Ad oggi la coalizione più probabile è la cosiddetta “Giamaica”, dal colore dei tre partiti che la formano cioè Cdu, Liberali e Verdi. Tale soluzione garantirebbe una fiducia di 393 parlamentari, 38 in più rispetto al minimo richiesto. Nonostante sia considerata l’ipotesi più logica, questa soluzione non esalta Angela Merkel, in parte per la distanza ideologica tra i due partiti di minoranza su molti temi cruciali, in parte per il rigore economico sostenuto dai liberali che richiederebbero il Ministero dell’Economia come moneta di scambio per il loro sostegno, e rendendo in questo modo di difficile applicazione l’istituzione del Ministro delle Finanze Europeo tanto voluto da Macron. Inoltre la Cdu sarebbe maggiormente esposta agli attacchi dell’opinione pubblica, essendo vista come principale responsabile nelle scelte più delicate.

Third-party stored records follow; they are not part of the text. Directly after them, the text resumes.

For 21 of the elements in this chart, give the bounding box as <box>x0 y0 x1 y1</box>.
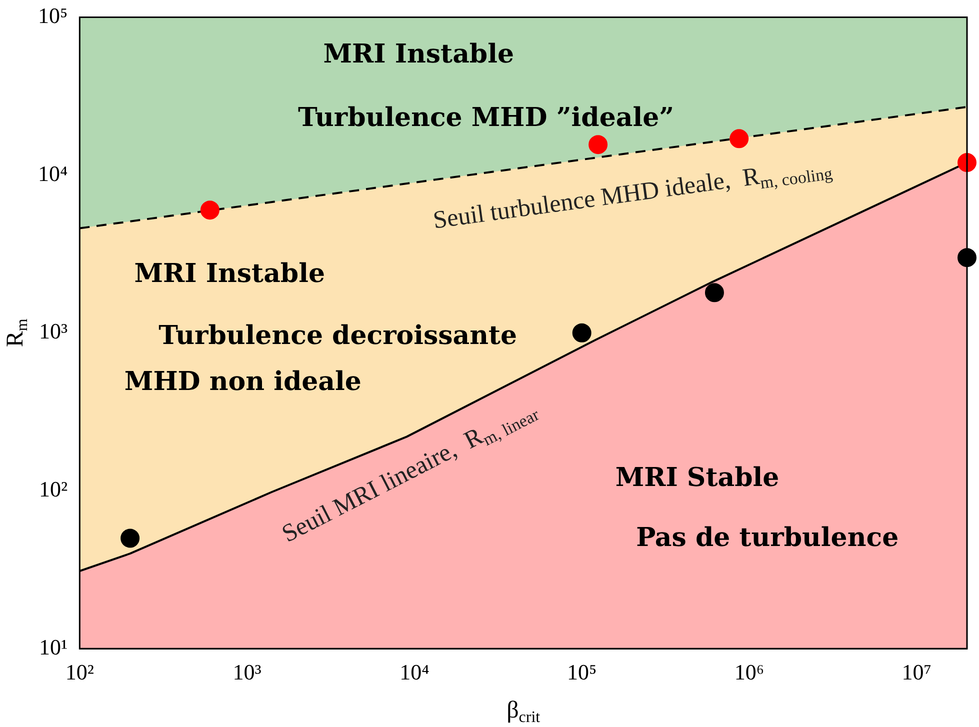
x-tick-label: 10² <box>65 660 94 685</box>
y-axis-title: Rm <box>2 318 31 348</box>
y-tick-label: 10⁴ <box>38 160 68 186</box>
annotation: Seuil turbulence MHD ideale, Rm, cooling <box>431 162 834 234</box>
y-tick-label: 10³ <box>39 318 68 344</box>
annotation: Pas de turbulence <box>636 523 899 554</box>
annotation: Turbulence MHD ”ideale” <box>298 103 674 134</box>
x-tick-label: 10⁴ <box>400 660 430 685</box>
annotation: Seuil MRI lineaire, Rm, linear <box>278 404 543 548</box>
annotation: Turbulence decroissante <box>158 321 518 352</box>
y-tick-label: 10⁵ <box>38 2 68 28</box>
x-tick-label: 10⁷ <box>902 660 932 685</box>
annotation: MHD non ideale <box>124 367 362 398</box>
annotation: MRI Instable <box>323 39 514 70</box>
x-tick-label: 10⁵ <box>567 660 597 685</box>
x-tick-label: 10³ <box>232 660 262 685</box>
y-tick-label: 10¹ <box>39 634 68 660</box>
x-tick-label: 10⁶ <box>734 660 764 685</box>
annotation: MRI Stable <box>615 463 780 494</box>
annotation: MRI Instable <box>134 259 326 290</box>
y-tick-label: 10² <box>39 476 68 502</box>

L’unica altra coalizione ad oggi immaginabile sarebbe proprio quella con la Spd (se quest’ultima cambiasse la propria posizione), che porterebbe ad una maggioranza ancor più risicata, ma con la quale sarebbe garantita una maggiore collaborazione ed una stabile politica filo-europea.
Probabilmente questa sarebbe anche la soluzione gradita alla Afd, che si ritroverebbe ad avere una visibilità maggiore tra le forze ostili al governo, e si proporrebbe come l’unica formazione veramente nuova nel panorama politico nazionale ed estranea ai “giochi di potere” (nonostante sia stata fondata da Bernd Lucke, economista dell’università di Amburgo, e nonostante il suo leader Alexander Gauland abbia un passato nella Cdu).
Nell’universo delle coalizioni possibili sembra invece quasi impossibile coinvolgere nel governo di Berlino le ali estreme di sinistra e di destra, per scarsa affinità ideologica e per l’estrema instabilità che ne deriverebbe. Improbabile anche la formazione di un governo di minoranza che si formi su coalizioni su singoli argomenti.

Ad oggi, dunque, la Germania si appresta ad affrontare una spinosa questione istituzionale di cui si possono solo intuire i possibili scenari ma non le conseguenze future per quanto riguarda la tenuta democratica. Di sicuro Angela Merkel dovrà prepararsi al suo mandato più difficile, avendo però sempre come obiettivo quella stabilità e quella politica del compromesso che le hanno permesso di governare tanto a lungo.